In order to implement method and system according to embodiments of the present invention, a computer processor may receive instructions and data from a read-only memory or a random-access memory or both. At least one of aforementioned steps may be performed by at least one processor associated with a computer. The essential elements of a computer are a processor for executing instructions and one or more memories for storing instructions and data. Generally, a computer will also include, or be operatively coupled to communicate with, one or more mass storage devices for storing data files. Storage modules suitable for tangibly embodying computer program instructions and data include all forms of non-volatile memory, including by way of example semiconductor memory devices, such as EPROM, EEPROM, and flash memory devices and magneto-optic storage devices.

Aspects of the present invention are described above with reference to flowchart illustrations and/or portion diagrams of methods, apparatus (systems) and computer program products according to embodiments of the invention.
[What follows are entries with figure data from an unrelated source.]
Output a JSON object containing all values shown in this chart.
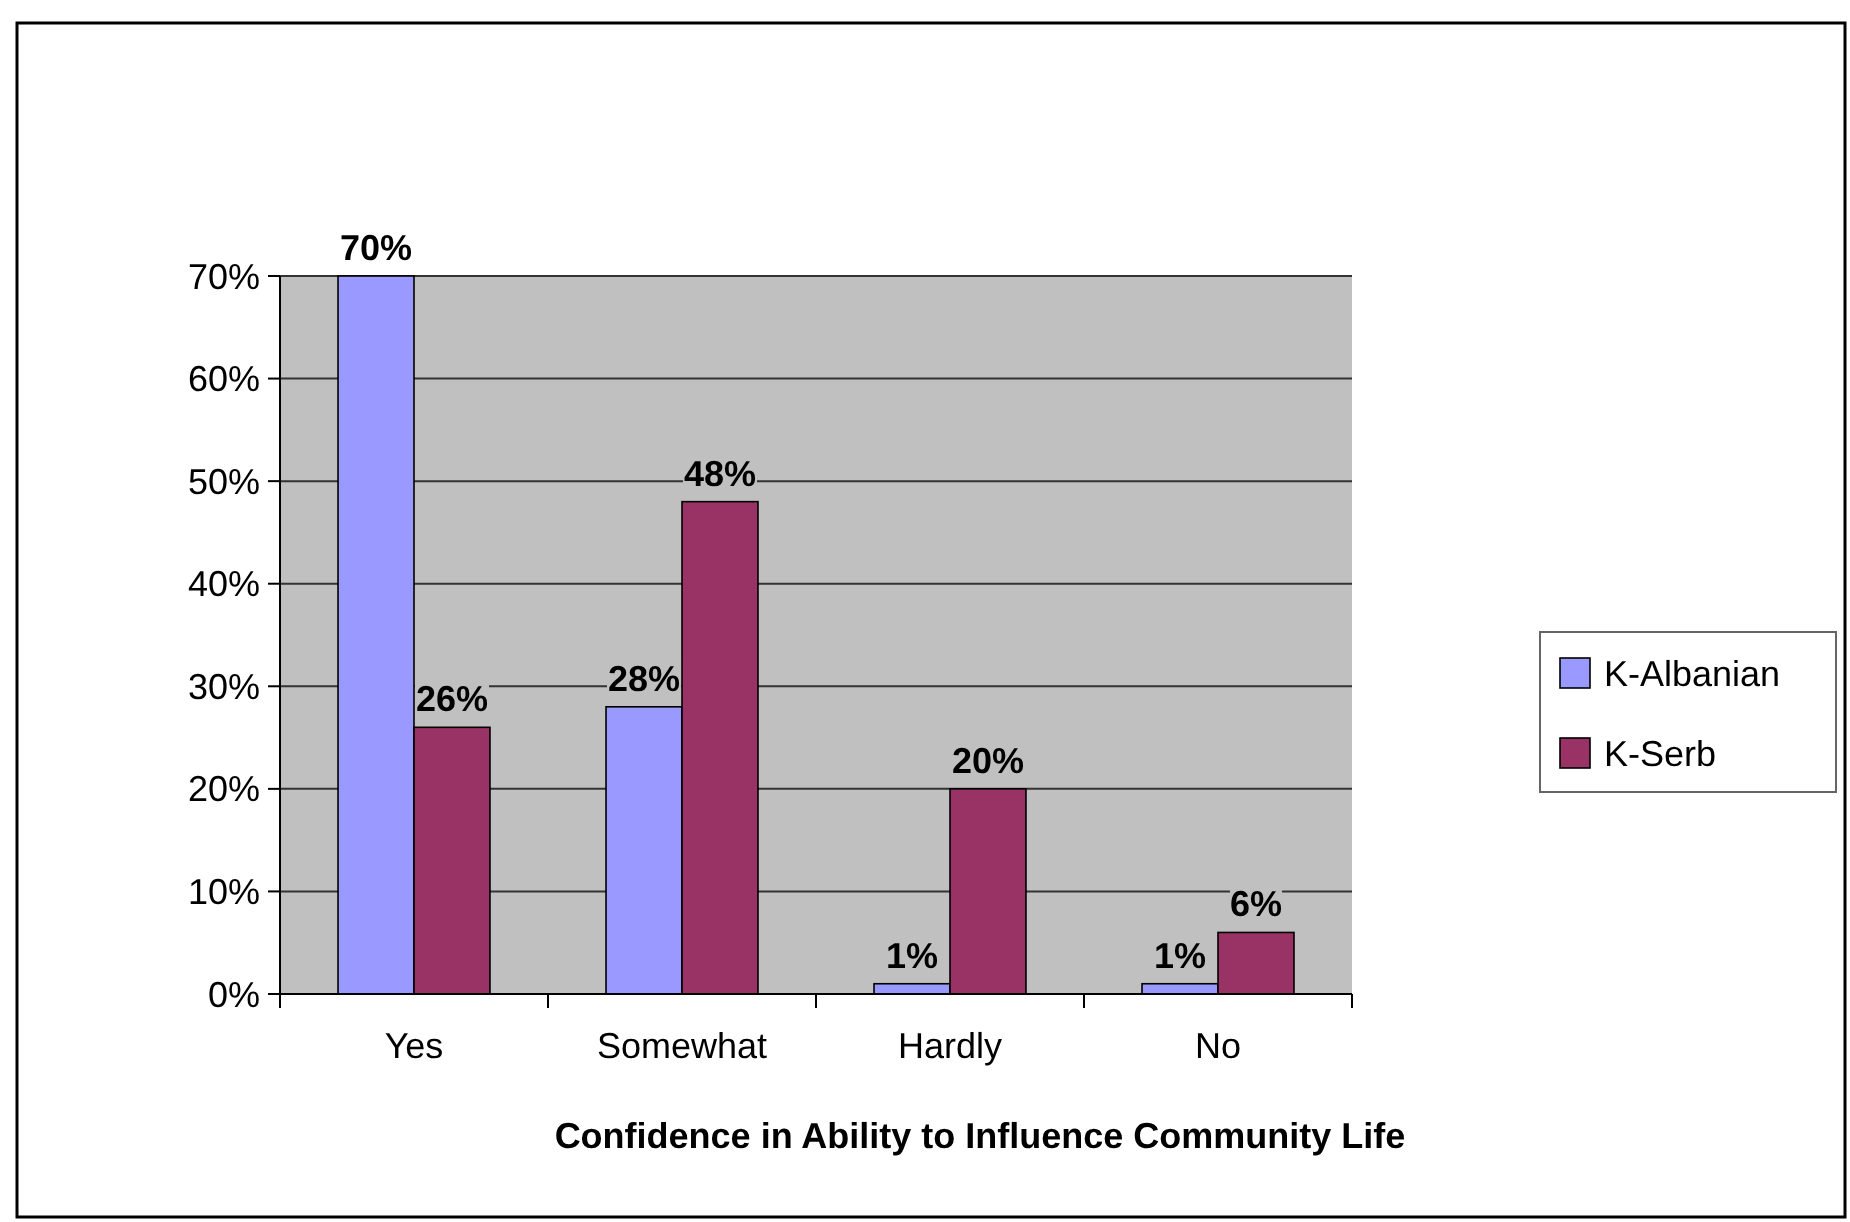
{
  "chart_data": {
    "type": "bar",
    "xlabel": "Confidence in Ability to Influence Community Life",
    "categories": [
      "Yes",
      "Somewhat",
      "Hardly",
      "No"
    ],
    "series": [
      {
        "name": "K-Albanian",
        "color": "#9999ff",
        "values": [
          70,
          28,
          1,
          1
        ],
        "value_labels": [
          "70%",
          "28%",
          "1%",
          "1%"
        ]
      },
      {
        "name": "K-Serb",
        "color": "#993366",
        "values": [
          26,
          48,
          20,
          6
        ],
        "value_labels": [
          "26%",
          "48%",
          "20%",
          "6%"
        ]
      }
    ],
    "ylim": [
      0,
      70
    ],
    "yticks": [
      {
        "value": 0,
        "label": "0%"
      },
      {
        "value": 10,
        "label": "10%"
      },
      {
        "value": 20,
        "label": "20%"
      },
      {
        "value": 30,
        "label": "30%"
      },
      {
        "value": 40,
        "label": "40%"
      },
      {
        "value": 50,
        "label": "50%"
      },
      {
        "value": 60,
        "label": "60%"
      },
      {
        "value": 70,
        "label": "70%"
      }
    ],
    "grid": "y",
    "legend": "right"
  }
}
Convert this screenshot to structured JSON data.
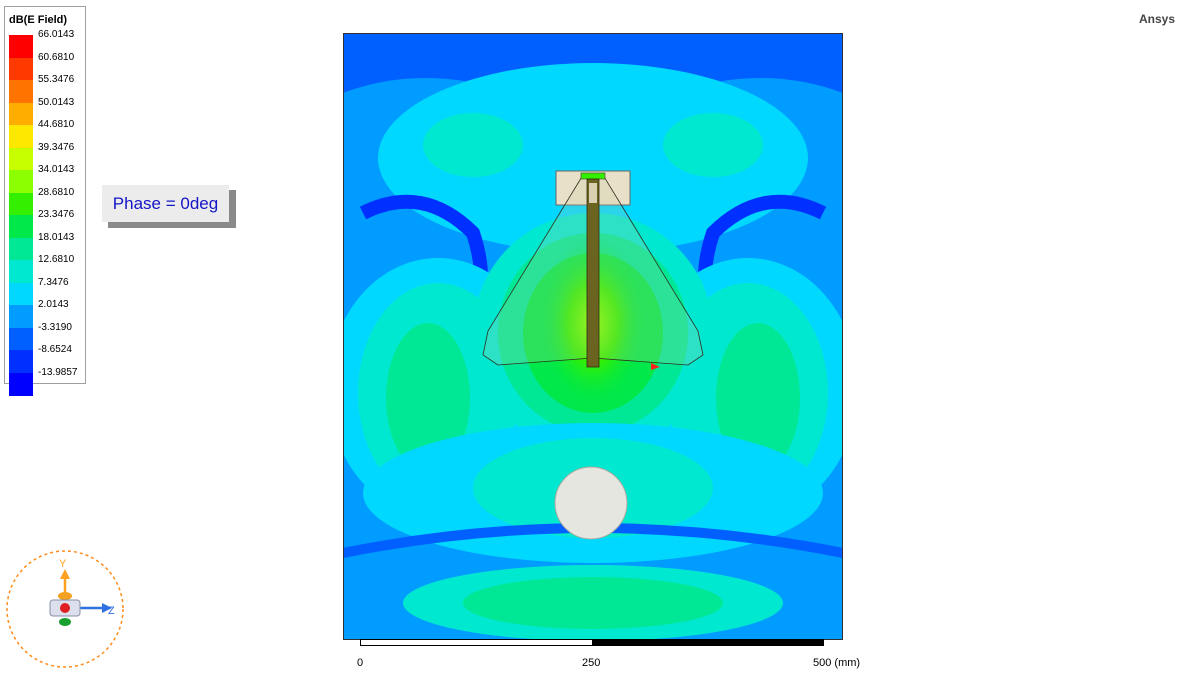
{
  "brand": "Ansys",
  "legend": {
    "title": "dB(E Field)",
    "entries": [
      {
        "label": "66.0143",
        "color": "#ff0000"
      },
      {
        "label": "60.6810",
        "color": "#ff3a00"
      },
      {
        "label": "55.3476",
        "color": "#ff7400"
      },
      {
        "label": "50.0143",
        "color": "#ffae00"
      },
      {
        "label": "44.6810",
        "color": "#ffe800"
      },
      {
        "label": "39.3476",
        "color": "#c8ff00"
      },
      {
        "label": "34.0143",
        "color": "#8cff00"
      },
      {
        "label": "28.6810",
        "color": "#34f000"
      },
      {
        "label": "23.3476",
        "color": "#00e84a"
      },
      {
        "label": "18.0143",
        "color": "#00e896"
      },
      {
        "label": "12.6810",
        "color": "#00e8d0"
      },
      {
        "label": "7.3476",
        "color": "#00d8ff"
      },
      {
        "label": "2.0143",
        "color": "#009cff"
      },
      {
        "label": "-3.3190",
        "color": "#0060ff"
      },
      {
        "label": "-8.6524",
        "color": "#0030ff"
      },
      {
        "label": "-13.9857",
        "color": "#0000ff"
      }
    ]
  },
  "phase_label": "Phase = 0deg",
  "scale_bar": {
    "ticks": [
      "0",
      "250",
      "500 (mm)"
    ]
  },
  "axes": {
    "y": "Y",
    "z": "Z"
  }
}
It will be understood that each portion of the flowchart illustrations and/or portion diagrams, and combinations of portions in the flowchart illustrations and/or portion diagrams, can be implemented by computer program instructions. These computer program instructions may be provided to a processor of a general-purpose computer, special purpose computer, or other programmable data processing apparatus to produce a machine, such that the instructions, which execute via the processor of the computer or other programmable data processing apparatus, create means for implementing the functions/acts specified in the flowchart and/or portion diagram portion or portions.

The aforementioned flowchart and diagrams illustrate the architecture, functionality, and operation of possible implementations of systems, methods and computer program products according to various embodiments of the present invention. In this regard, each portion in the flowchart or portion diagrams may represent a module, segment, or portion of code, which comprises one or more executable instructions for implementing the specified logical function(s). It should also be noted that, in some alternative implementations, the functions noted in the portion may occur out of the order noted in the figures. For example, two portions shown in succession may, in fact, be executed substantially concurrently, or the portions may sometimes be executed in the reverse order, depending upon the functionality involved. It will also be noted that each portion of the portion diagrams and/or flowchart illustration, and combinations of portions in the portion diagrams and/or flowchart illustration, can be implemented by special purpose hardware-based systems that perform the specified functions or acts, or combinations of special purpose hardware and computer instructions.

It is to be understood that where the claims or specification refer to “a” or “an” element, such reference is not construed that there is only one of that elements.

Any publications, including patents, patent applications and articles, referenced or mentioned in this specification are herein incorporated in their entirety into the specification, to the same extent as if each individual publication was specifically and individually indicated to be incorporated herein. In addition, citation, or identification of any reference in the description of some embodiments of the invention shall not be construed as an admission that such reference is available as prior art to the present invention.